La plante affectionne les bois ouverts, les prés, les pâturages, les bords des chemins et d’une façon générale les lieux secs, souvent sur sol calcaire, jusqu’à plus de 1 000 m d’altitude. Elle est commune dans presque toute l’Europe.
Sa cueillette est facilitée par le fait que la racine reste bonne même quand la hampe florale s’est développée, ce qui facilite grandement la reconnaissance de la plante. Il est pourtant fréquent, dans le Midi, de la récolter au stade de la rosette : les « reponchons » (à ne pas confondre avec les « rispounchous » tarnais, jeunes pousses du tamier commun) forment une salade printanière très appréciée. On ramasse les feuilles avec la partie supérieure de la racine, que l’on déguste avec de l’huile d’olive et du vinaigre. On peut aussi les faire cuire. Il faut cependant se souvenir qu’en coupant la racine d’une plante on la tue et donc qu’il ne faut le faire que là où la plante abonde véritablement.
Depuis le Moyen Âge, la campanule raiponce a été cultivée dans les potagers comme légume feuille et racine. Elle était alors très appréciée, mais elle tomba dans l’oubli à la fin du XIXe siècle. L’une des causes pour laquelle cette excellente plante n’est plus à l’ordre du jour tient à la petite taille de ses semences qu’il faut mélanger à du sable avant de les mettre en terre. La seconde raison vient tout simplement du fait qu’elle est passée de mode, comme bien d’autres légumes oubliés… Il est possible de se procurer ses graines sur certains sites spécialisés et de la mettre dans son jardin pour profiter à la fois de ses vertus alimentaires et de ses qualités ornementales.

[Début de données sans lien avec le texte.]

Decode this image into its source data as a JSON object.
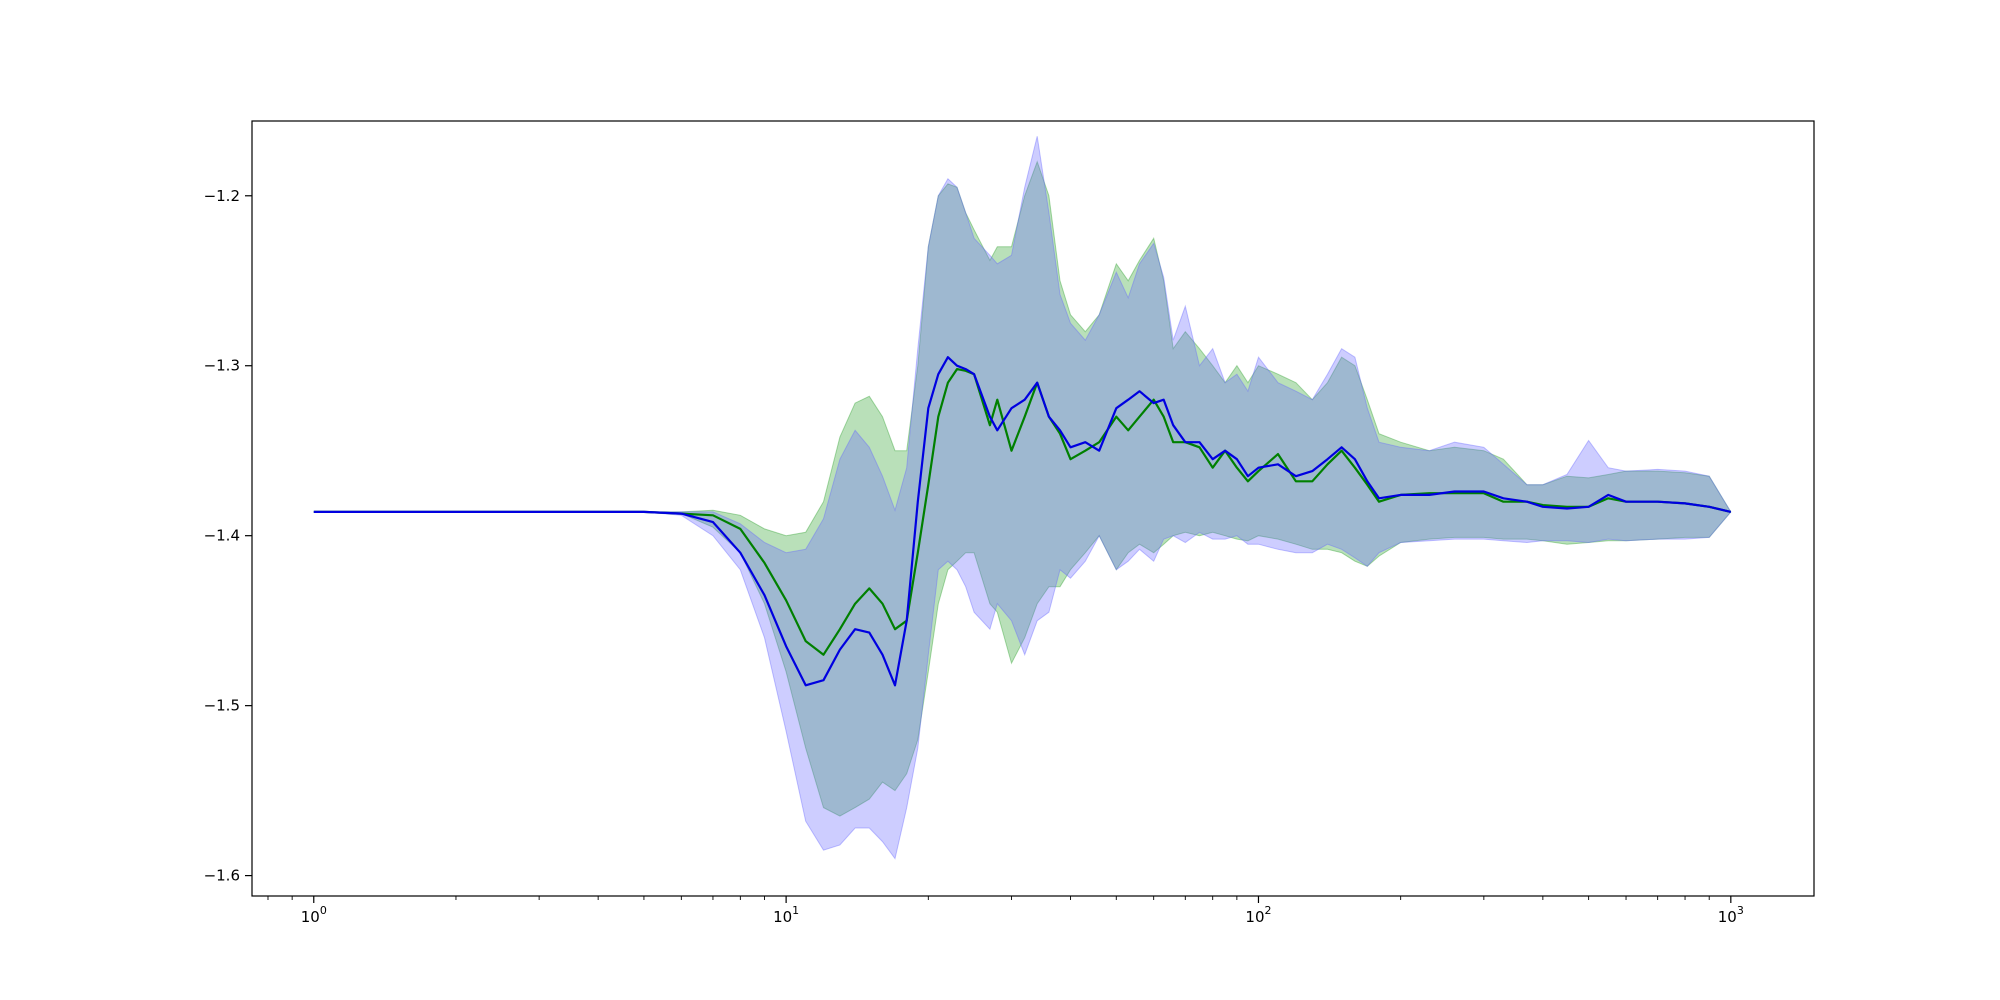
{
  "chart_data": {
    "type": "line",
    "title": "",
    "xlabel": "",
    "ylabel": "",
    "xscale": "log",
    "xlim": [
      0.74,
      1500
    ],
    "ylim": [
      -1.612,
      -1.156
    ],
    "grid": false,
    "legend": "none",
    "x_ticks": [
      {
        "value": 1,
        "base": "10",
        "exp": "0"
      },
      {
        "value": 10,
        "base": "10",
        "exp": "1"
      },
      {
        "value": 100,
        "base": "10",
        "exp": "2"
      },
      {
        "value": 1000,
        "base": "10",
        "exp": "3"
      }
    ],
    "y_ticks": [
      {
        "value": -1.2,
        "label": "−1.2"
      },
      {
        "value": -1.3,
        "label": "−1.3"
      },
      {
        "value": -1.4,
        "label": "−1.4"
      },
      {
        "value": -1.5,
        "label": "−1.5"
      },
      {
        "value": -1.6,
        "label": "−1.6"
      }
    ],
    "series": [
      {
        "color": "#008000",
        "band_color": "#2ca02c",
        "x": [
          1,
          2,
          5,
          6,
          7,
          8,
          9,
          10,
          11,
          12,
          13,
          14,
          15,
          16,
          17,
          18,
          19,
          20,
          21,
          22,
          23,
          24,
          25,
          27,
          28,
          30,
          32,
          34,
          36,
          38,
          40,
          43,
          46,
          50,
          53,
          56,
          60,
          63,
          66,
          70,
          75,
          80,
          85,
          90,
          95,
          100,
          110,
          120,
          130,
          140,
          150,
          160,
          170,
          180,
          200,
          230,
          260,
          300,
          330,
          370,
          400,
          450,
          500,
          550,
          600,
          700,
          800,
          900,
          1000
        ],
        "y": [
          -1.386,
          -1.386,
          -1.386,
          -1.387,
          -1.388,
          -1.396,
          -1.416,
          -1.438,
          -1.462,
          -1.47,
          -1.455,
          -1.44,
          -1.431,
          -1.44,
          -1.455,
          -1.45,
          -1.41,
          -1.37,
          -1.33,
          -1.31,
          -1.302,
          -1.303,
          -1.305,
          -1.335,
          -1.32,
          -1.35,
          -1.33,
          -1.31,
          -1.33,
          -1.34,
          -1.355,
          -1.35,
          -1.345,
          -1.33,
          -1.338,
          -1.33,
          -1.32,
          -1.33,
          -1.345,
          -1.345,
          -1.348,
          -1.36,
          -1.35,
          -1.36,
          -1.368,
          -1.362,
          -1.352,
          -1.368,
          -1.368,
          -1.358,
          -1.35,
          -1.36,
          -1.37,
          -1.38,
          -1.376,
          -1.375,
          -1.375,
          -1.375,
          -1.38,
          -1.38,
          -1.382,
          -1.383,
          -1.383,
          -1.378,
          -1.38,
          -1.38,
          -1.381,
          -1.383,
          -1.386
        ],
        "upper": [
          -1.386,
          -1.386,
          -1.386,
          -1.386,
          -1.385,
          -1.388,
          -1.396,
          -1.4,
          -1.398,
          -1.38,
          -1.342,
          -1.322,
          -1.318,
          -1.33,
          -1.35,
          -1.35,
          -1.3,
          -1.23,
          -1.2,
          -1.193,
          -1.195,
          -1.21,
          -1.22,
          -1.238,
          -1.23,
          -1.23,
          -1.2,
          -1.18,
          -1.2,
          -1.25,
          -1.27,
          -1.28,
          -1.27,
          -1.24,
          -1.25,
          -1.238,
          -1.225,
          -1.25,
          -1.29,
          -1.28,
          -1.29,
          -1.3,
          -1.31,
          -1.3,
          -1.31,
          -1.3,
          -1.305,
          -1.31,
          -1.32,
          -1.31,
          -1.295,
          -1.3,
          -1.32,
          -1.34,
          -1.345,
          -1.35,
          -1.348,
          -1.35,
          -1.355,
          -1.37,
          -1.37,
          -1.365,
          -1.366,
          -1.364,
          -1.362,
          -1.362,
          -1.363,
          -1.365,
          -1.386
        ],
        "lower": [
          -1.386,
          -1.386,
          -1.386,
          -1.387,
          -1.395,
          -1.41,
          -1.44,
          -1.48,
          -1.525,
          -1.56,
          -1.565,
          -1.56,
          -1.555,
          -1.545,
          -1.55,
          -1.54,
          -1.52,
          -1.48,
          -1.44,
          -1.42,
          -1.415,
          -1.41,
          -1.41,
          -1.44,
          -1.445,
          -1.475,
          -1.46,
          -1.44,
          -1.43,
          -1.43,
          -1.42,
          -1.41,
          -1.4,
          -1.42,
          -1.41,
          -1.405,
          -1.41,
          -1.405,
          -1.4,
          -1.398,
          -1.4,
          -1.398,
          -1.4,
          -1.402,
          -1.403,
          -1.4,
          -1.402,
          -1.405,
          -1.408,
          -1.408,
          -1.41,
          -1.415,
          -1.418,
          -1.412,
          -1.404,
          -1.402,
          -1.401,
          -1.401,
          -1.402,
          -1.402,
          -1.403,
          -1.405,
          -1.404,
          -1.403,
          -1.403,
          -1.402,
          -1.401,
          -1.401,
          -1.386
        ]
      },
      {
        "color": "#0000e0",
        "band_color": "#6666ff",
        "x": [
          1,
          2,
          5,
          6,
          7,
          8,
          9,
          10,
          11,
          12,
          13,
          14,
          15,
          16,
          17,
          18,
          19,
          20,
          21,
          22,
          23,
          24,
          25,
          27,
          28,
          30,
          32,
          34,
          36,
          38,
          40,
          43,
          46,
          50,
          53,
          56,
          60,
          63,
          66,
          70,
          75,
          80,
          85,
          90,
          95,
          100,
          110,
          120,
          130,
          140,
          150,
          160,
          170,
          180,
          200,
          230,
          260,
          300,
          330,
          370,
          400,
          450,
          500,
          550,
          600,
          700,
          800,
          900,
          1000
        ],
        "y": [
          -1.386,
          -1.386,
          -1.386,
          -1.387,
          -1.392,
          -1.41,
          -1.435,
          -1.465,
          -1.488,
          -1.485,
          -1.467,
          -1.455,
          -1.457,
          -1.47,
          -1.488,
          -1.45,
          -1.38,
          -1.325,
          -1.305,
          -1.295,
          -1.3,
          -1.302,
          -1.305,
          -1.33,
          -1.338,
          -1.325,
          -1.32,
          -1.31,
          -1.33,
          -1.338,
          -1.348,
          -1.345,
          -1.35,
          -1.325,
          -1.32,
          -1.315,
          -1.322,
          -1.32,
          -1.335,
          -1.345,
          -1.345,
          -1.355,
          -1.35,
          -1.355,
          -1.365,
          -1.36,
          -1.358,
          -1.365,
          -1.362,
          -1.355,
          -1.348,
          -1.355,
          -1.368,
          -1.378,
          -1.376,
          -1.376,
          -1.374,
          -1.374,
          -1.378,
          -1.38,
          -1.383,
          -1.384,
          -1.383,
          -1.376,
          -1.38,
          -1.38,
          -1.381,
          -1.383,
          -1.386
        ],
        "upper": [
          -1.386,
          -1.386,
          -1.386,
          -1.386,
          -1.386,
          -1.393,
          -1.404,
          -1.41,
          -1.408,
          -1.39,
          -1.355,
          -1.338,
          -1.348,
          -1.365,
          -1.385,
          -1.36,
          -1.29,
          -1.23,
          -1.2,
          -1.19,
          -1.195,
          -1.21,
          -1.225,
          -1.235,
          -1.24,
          -1.235,
          -1.195,
          -1.165,
          -1.21,
          -1.258,
          -1.275,
          -1.285,
          -1.27,
          -1.245,
          -1.26,
          -1.24,
          -1.228,
          -1.248,
          -1.285,
          -1.265,
          -1.3,
          -1.29,
          -1.31,
          -1.305,
          -1.315,
          -1.295,
          -1.31,
          -1.315,
          -1.32,
          -1.305,
          -1.29,
          -1.295,
          -1.325,
          -1.345,
          -1.348,
          -1.35,
          -1.345,
          -1.348,
          -1.358,
          -1.37,
          -1.37,
          -1.364,
          -1.344,
          -1.36,
          -1.362,
          -1.361,
          -1.362,
          -1.365,
          -1.386
        ],
        "lower": [
          -1.386,
          -1.386,
          -1.386,
          -1.388,
          -1.4,
          -1.42,
          -1.46,
          -1.515,
          -1.568,
          -1.585,
          -1.582,
          -1.572,
          -1.572,
          -1.58,
          -1.59,
          -1.56,
          -1.525,
          -1.47,
          -1.42,
          -1.415,
          -1.42,
          -1.43,
          -1.445,
          -1.455,
          -1.44,
          -1.45,
          -1.47,
          -1.45,
          -1.445,
          -1.42,
          -1.425,
          -1.415,
          -1.4,
          -1.42,
          -1.415,
          -1.408,
          -1.415,
          -1.402,
          -1.4,
          -1.404,
          -1.398,
          -1.402,
          -1.402,
          -1.4,
          -1.405,
          -1.405,
          -1.408,
          -1.41,
          -1.41,
          -1.405,
          -1.408,
          -1.413,
          -1.418,
          -1.41,
          -1.404,
          -1.403,
          -1.402,
          -1.402,
          -1.403,
          -1.404,
          -1.403,
          -1.403,
          -1.404,
          -1.402,
          -1.403,
          -1.402,
          -1.402,
          -1.401,
          -1.386
        ]
      }
    ]
  }
}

D’autres espèces ont été récoltées pour leur racine, semblables à celle de la campanule raiponce. Il s’agit de la campanule carillon ( Campanula medium), de la campanule fausse raiponce (Campanula rapunculoides) et de la campanule gantelée ( Campanula trachelium). Ce sont des plantes plus massives, aux feuilles plus larges et aux fleurs plus grosses. Une confusion serait sans danger car aucune, parmi les 24 espèces de campanule présentes en France, n’est toxique. Attention cependant, on nomme aussi « raiponce » les différentes espèces du genre Phyteuma, des cousines appartenant également à la famille des Campanulacées. Elles se consomment de même façon.
Recette sauvage
Campanule raiponce à la polonaise
Ingrédients :
- 500 g de racines de campanule raiponce
- 30 g de beurre
- 50 g de farine
- 2 verres de lait
- 20 g de câpres au vinaigre
- 30 g de cornichons
- sel
- Faites cuire les racines de campanule raiponce à l’eau salée ou à la vapeur.
- Préparez une sauce blanche avec le beurre, le sel, la farine et le lait.
- Ajoutez-y les câpres et les cornichons finement hachés.
- Coupez la campanule raiponce en tranches, et servez-la chaude, nappée de la sauce acidulée.